Reputation: 135
I have a pandas data frame with ID and text string. I am trying categorize the record with str.contains I need the word from the text string the str.contains code has identified in different columns.I am using python 3 and pandas My df is as follows:
ID Text
1 The cricket world cup 2019 has begun
2 I am eagrly waiting for the cricket worldcup 2019
3 I will try to watch all the mathes my favourite teams playing in the cricketworldcup 2019
4 I love cricket to watch and badminton to play
searchfor = ['cricket','world cup','2019']
df['text'].str.contains('|'.join(searchfor))
ID Text phrase1 phrase2 phrase3
1 The cricket world cup 2019 has begun cricket world cup 2019
2 I am eagrly waiting for the
cricket worldcup 2019 cricket world cup 2019
3 I will try to watch all the mathes my
favourite teams playing in the
cricketworldcup 2019 cricket world cup 2019
4 I love cricket to watch and badminton
to play cricket
Upvotes: 0
Views: 100
Reputation: 2117
The trick is to use str.findall
instead of str.contains
to get the list of all matched phrases. Then it is just a matter of munging the dataframe to the format you want.
Here is your starting point:
df = pd.DataFrame(
[
'The cricket world cup 2019 has begun',
'I am eagrly waiting for the cricket worldcup 2019',
'I will try to watch all the mathes my favourite teams playing in the cricketworldcup 2019',
'I love cricket to watch and badminton to play',
],
index=pd.Index(range(1, 5), name="ID"),
columns=["Text"]
)
searchfor = ['cricket','world cup','2019']
And here is an example solution:
pattern = "(" + "|".join(searchfor) + ")"
matches = (
df.Text.str.findall(pattern)
.apply(pd.Series)
.stack()
.reset_index(-1, drop=True)
.to_frame("phrase")
.assign(match=True)
)
# phrase match
# ID
# 1 cricket True
# 1 world cup True
# 1 2019 True
# 2 cricket True
# 2 2019 True
# 3 cricket True
# 3 2019 True
# 4 cricket True
You can also reformat the dataframe to have a separate column for each phrase:
matches.pivot(columns="phrase", values="match").fillna(False)
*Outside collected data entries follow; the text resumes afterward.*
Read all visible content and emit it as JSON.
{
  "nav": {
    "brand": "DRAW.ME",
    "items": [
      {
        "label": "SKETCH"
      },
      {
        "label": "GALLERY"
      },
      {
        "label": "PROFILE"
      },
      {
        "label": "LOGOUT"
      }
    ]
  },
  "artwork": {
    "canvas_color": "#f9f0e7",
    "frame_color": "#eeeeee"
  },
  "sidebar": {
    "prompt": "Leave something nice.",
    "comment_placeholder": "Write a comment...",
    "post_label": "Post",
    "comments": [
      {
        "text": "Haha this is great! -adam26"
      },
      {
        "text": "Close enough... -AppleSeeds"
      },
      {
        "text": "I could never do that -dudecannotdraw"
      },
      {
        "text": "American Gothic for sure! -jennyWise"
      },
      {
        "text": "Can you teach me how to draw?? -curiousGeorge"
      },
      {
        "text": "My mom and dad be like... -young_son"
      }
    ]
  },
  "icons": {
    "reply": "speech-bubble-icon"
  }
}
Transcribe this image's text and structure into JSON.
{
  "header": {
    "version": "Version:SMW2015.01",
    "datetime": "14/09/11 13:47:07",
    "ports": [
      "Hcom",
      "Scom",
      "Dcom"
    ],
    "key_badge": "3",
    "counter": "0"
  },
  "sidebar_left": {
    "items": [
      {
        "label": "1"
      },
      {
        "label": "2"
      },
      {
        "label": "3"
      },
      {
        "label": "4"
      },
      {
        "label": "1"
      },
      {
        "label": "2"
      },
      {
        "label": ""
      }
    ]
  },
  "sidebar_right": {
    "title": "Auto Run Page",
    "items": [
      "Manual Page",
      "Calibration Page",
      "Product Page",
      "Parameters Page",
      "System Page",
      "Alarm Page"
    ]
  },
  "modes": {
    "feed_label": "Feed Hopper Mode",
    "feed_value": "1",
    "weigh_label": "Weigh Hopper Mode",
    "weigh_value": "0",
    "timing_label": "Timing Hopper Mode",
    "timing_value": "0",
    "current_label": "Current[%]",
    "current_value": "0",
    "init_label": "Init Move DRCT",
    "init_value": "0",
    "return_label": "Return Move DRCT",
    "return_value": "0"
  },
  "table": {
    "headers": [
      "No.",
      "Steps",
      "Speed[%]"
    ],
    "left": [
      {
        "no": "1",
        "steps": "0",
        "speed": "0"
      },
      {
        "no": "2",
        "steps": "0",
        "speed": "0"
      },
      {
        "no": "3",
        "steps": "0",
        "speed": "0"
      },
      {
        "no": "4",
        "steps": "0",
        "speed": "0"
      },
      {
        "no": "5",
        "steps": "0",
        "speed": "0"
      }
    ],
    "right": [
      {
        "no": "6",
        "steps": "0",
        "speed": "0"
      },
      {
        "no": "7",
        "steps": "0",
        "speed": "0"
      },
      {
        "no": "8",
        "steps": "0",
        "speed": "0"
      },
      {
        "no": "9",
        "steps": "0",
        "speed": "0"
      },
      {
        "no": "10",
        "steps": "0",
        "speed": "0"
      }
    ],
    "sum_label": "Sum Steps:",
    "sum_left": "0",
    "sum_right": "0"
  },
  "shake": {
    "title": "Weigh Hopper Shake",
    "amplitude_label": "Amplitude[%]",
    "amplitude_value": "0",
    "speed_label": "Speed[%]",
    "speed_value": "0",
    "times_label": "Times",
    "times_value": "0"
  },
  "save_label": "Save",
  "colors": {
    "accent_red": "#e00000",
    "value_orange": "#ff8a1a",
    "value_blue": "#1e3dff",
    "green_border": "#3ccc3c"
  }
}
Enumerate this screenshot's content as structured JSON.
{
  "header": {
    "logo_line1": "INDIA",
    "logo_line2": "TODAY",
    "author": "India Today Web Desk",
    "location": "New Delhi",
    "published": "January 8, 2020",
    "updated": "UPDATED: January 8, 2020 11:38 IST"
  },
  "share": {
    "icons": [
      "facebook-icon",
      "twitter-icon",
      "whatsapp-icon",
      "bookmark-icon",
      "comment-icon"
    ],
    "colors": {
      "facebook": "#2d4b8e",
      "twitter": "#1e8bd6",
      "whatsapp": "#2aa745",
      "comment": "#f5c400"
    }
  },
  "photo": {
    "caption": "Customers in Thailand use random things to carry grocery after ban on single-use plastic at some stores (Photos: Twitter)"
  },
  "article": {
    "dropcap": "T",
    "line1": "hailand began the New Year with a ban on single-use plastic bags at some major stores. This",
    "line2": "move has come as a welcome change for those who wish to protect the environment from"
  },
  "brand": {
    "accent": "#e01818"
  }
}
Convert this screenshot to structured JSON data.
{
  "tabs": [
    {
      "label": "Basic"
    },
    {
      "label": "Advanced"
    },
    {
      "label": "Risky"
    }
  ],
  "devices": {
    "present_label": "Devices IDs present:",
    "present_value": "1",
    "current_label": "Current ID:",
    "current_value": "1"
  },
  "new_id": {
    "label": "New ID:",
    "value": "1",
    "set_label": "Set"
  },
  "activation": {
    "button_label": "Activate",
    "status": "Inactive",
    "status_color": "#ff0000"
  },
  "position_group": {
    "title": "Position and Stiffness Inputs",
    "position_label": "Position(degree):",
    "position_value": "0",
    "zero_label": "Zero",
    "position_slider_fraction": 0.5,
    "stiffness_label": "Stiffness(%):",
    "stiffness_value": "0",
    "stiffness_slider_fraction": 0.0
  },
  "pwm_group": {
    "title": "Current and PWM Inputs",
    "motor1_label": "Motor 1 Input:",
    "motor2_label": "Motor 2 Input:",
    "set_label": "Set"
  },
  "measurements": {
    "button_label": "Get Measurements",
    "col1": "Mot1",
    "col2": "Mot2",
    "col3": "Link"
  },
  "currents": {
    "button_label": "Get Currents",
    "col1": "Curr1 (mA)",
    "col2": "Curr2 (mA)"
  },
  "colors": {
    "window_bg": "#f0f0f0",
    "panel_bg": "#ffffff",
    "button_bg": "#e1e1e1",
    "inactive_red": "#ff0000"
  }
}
# phrase 2019 cricket world cup
# ID
# 1 True True True
# 2 True True False
# 3 True True False
# 4 False True False
Upvotes: 1
Reputation: 4792
You can use np.where:
import numpy as np
search_for = ['cricket', 'world cup', '2019']
for word in search_for:
df[word] = np.where(df.text.str.contains(word), word, np.nan)
df
text cricket world cup 2019
1 The cricket world cup 2019 has begun cricket world cup 2019
2 I am eagrly waiting for the cricket worldcup 2019 cricket nan 2019
3 I will try to watch all the mathes my favourit... cricket nan 2019
4 I love cricket to watch and badminton to play cricket nan nan
Syntax of np.where
: np.where(condition[, x, y])
. If the condition is True, it returns x otherwise y
Upvotes: 1